If there's a single company with a forever long track record of half-assing products and never finishing them, only to cancel them later with disregard to current customers, that's Google.

They make so much money that nothing really matters for them.



A government owned company has easier access to public land and can do that while doing their public infrastructure work. It can go as a more coordinated work and costs can be saved greatly, especially when the property is publicly owned. The work itself is then normally done by private companies in a bidding process. The government own companies faces only problems, when it has to cross private property.

While a private company has to pay for the usage of the public property too. It has also to work on the allowance to use the public property at all. Also the construction costs are much higher, as they cannot share with other infrastructure costs. If private companies wants to share the costs of infrastructure work, it requires much more coordinating work. They also need to know way in advance when which infrastructure work by which private company is planned to be able to work together. That will become a bureaucratic mess.


I’m not disagreeing (or agreeing) with you, but your comment did make me wonder if Google truly is less bureaucratic than (all / some) governments.
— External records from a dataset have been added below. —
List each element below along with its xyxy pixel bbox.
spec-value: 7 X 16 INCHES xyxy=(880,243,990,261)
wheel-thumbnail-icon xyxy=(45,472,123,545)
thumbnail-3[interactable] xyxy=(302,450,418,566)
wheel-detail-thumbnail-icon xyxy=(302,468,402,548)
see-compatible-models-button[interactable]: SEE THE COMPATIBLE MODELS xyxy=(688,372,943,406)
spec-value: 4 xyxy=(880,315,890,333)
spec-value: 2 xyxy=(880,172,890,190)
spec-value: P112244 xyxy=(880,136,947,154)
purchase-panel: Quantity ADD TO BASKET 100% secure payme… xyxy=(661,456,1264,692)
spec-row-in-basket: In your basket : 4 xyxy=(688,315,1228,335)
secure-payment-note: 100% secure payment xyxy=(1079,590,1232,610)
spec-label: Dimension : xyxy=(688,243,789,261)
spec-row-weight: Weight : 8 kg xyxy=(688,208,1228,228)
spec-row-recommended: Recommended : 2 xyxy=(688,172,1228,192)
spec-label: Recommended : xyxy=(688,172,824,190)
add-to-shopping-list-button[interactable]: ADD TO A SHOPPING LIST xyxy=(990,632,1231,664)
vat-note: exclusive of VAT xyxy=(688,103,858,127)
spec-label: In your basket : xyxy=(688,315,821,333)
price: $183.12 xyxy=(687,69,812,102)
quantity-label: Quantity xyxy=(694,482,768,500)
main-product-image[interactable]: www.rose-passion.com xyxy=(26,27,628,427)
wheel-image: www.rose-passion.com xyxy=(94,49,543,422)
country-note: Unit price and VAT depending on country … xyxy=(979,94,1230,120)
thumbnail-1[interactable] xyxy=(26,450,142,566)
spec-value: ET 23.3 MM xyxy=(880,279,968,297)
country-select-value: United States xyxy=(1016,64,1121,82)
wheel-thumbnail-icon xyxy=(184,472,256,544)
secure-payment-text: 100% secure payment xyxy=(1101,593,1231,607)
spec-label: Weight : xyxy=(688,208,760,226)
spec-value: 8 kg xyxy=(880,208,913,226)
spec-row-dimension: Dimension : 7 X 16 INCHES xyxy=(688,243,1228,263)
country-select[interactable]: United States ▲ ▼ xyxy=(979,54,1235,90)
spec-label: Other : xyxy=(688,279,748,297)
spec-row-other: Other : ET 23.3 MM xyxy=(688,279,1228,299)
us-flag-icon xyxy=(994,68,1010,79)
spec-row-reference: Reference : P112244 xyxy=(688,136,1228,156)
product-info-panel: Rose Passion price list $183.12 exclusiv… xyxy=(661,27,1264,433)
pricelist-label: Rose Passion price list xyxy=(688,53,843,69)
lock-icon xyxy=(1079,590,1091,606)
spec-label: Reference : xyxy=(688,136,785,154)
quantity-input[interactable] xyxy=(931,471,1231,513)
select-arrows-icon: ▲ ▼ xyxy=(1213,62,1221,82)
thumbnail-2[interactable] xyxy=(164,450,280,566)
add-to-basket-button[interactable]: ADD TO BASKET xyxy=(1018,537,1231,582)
For example back in NZ where I grew up sure there’s bureaucracy throughout the government - but it does seem like they deliver a _lot_ more than Google is capable of and across a far more diverse product range (e.g. from fibre to the home to universal healthcare etc...), interesting thing to think about and if nothing else it highlights to me just how poorly run most google products must be given their flop rate despite their enormous wealth, amount of data on people and their reach.


And I suspect that getting into a business where you have mange the installation and physical plant and also provide real customer service isn't one where Google has or wants to get involved.


You clearly underestimate the cost of providing fibre to every house. This is why in the past electricity, water and phone lines were rolled out by the government.